City of Port Phillip councillors called for mandatory measures to be introduced alongside existing voluntary measures at its November 20 council meeting.

“There is a shortfall of at least 5500 affordable rental homes in the City of Melbourne and that is anticipated to increase to approximately 23,000 by 2036,” planning chair Cr Nicolas Reece said at the November 12 Future Melbourne Committee meeting.

“That is simply an unacceptable situation for a civilised society and a world’s most liveable city like Melbourne.”

“It is also the case that the current mechanisms in the Melbourne Planning Scheme which seek to encourage affordable housing are yet to deliver any affordable homes.”

Affordable housing refers to rental housing costed at under 30 per cent of a low- or medium-income household’s income.

The City of Melbourne’s submission to the state government included modelling by SGS Economics that suggested a mandatory inclusion mechanism could be used to deliver 10,000 affordable housing dwellings in the city.

The submission recommends a minimum state-wide requirement to be determined by modelling, but flexibility for local governments to increase it where needed.

It also recommends a cash-in-lieu option for developers to fund affordable housing elsewhere if it can’t be included in a development.

Mandatory affordable housing has been implemented to different extents in South Australia and the ACT, as well as overseas in the UK, Canada and the US.

Tamlin Gorter, a researcher at the Australian Housing and Urban Research Institute (AHURI), said the submission was a significant moment.

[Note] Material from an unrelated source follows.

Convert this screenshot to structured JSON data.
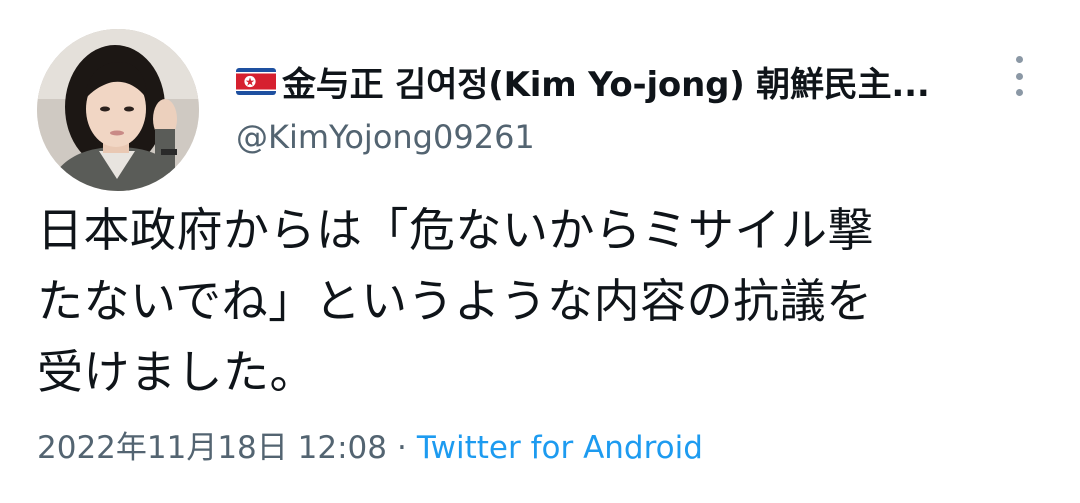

“I think it’s a very strong statement to come from the council, but I think it reflects the level of need in Melbourne for increased affordable housing,” she said.

“The fact that it has been recognised not only in Melbourne but across Australia is very significant.”

“Perhaps there’s just a bit of momentum there.”

Ms Gorter said AHURI had a strong body of research that suggested mandatory affordable housing was an effective measure. AHURI research includes a report on South Australia where there is now a 15 per cent requirement in new developments.

Cr Rohan Leppert said the call was a response to a housing crisis in Australia.

“I’ve been here seven years now and it’s been distressing that we have not been able to get a consensus on a strong position as to where we need to move, not just as a local government but in collaboration with other levels of government as well,” he said.

“I believe we are very much in a housing crisis at the moment. It is such a big problem because the levers are pulled by three levels of government.”

“Advocating for a regime that is not just inner-city or urban renewal based, but it a state-wide provision that you can build on top of, I think is very much the correct starting point.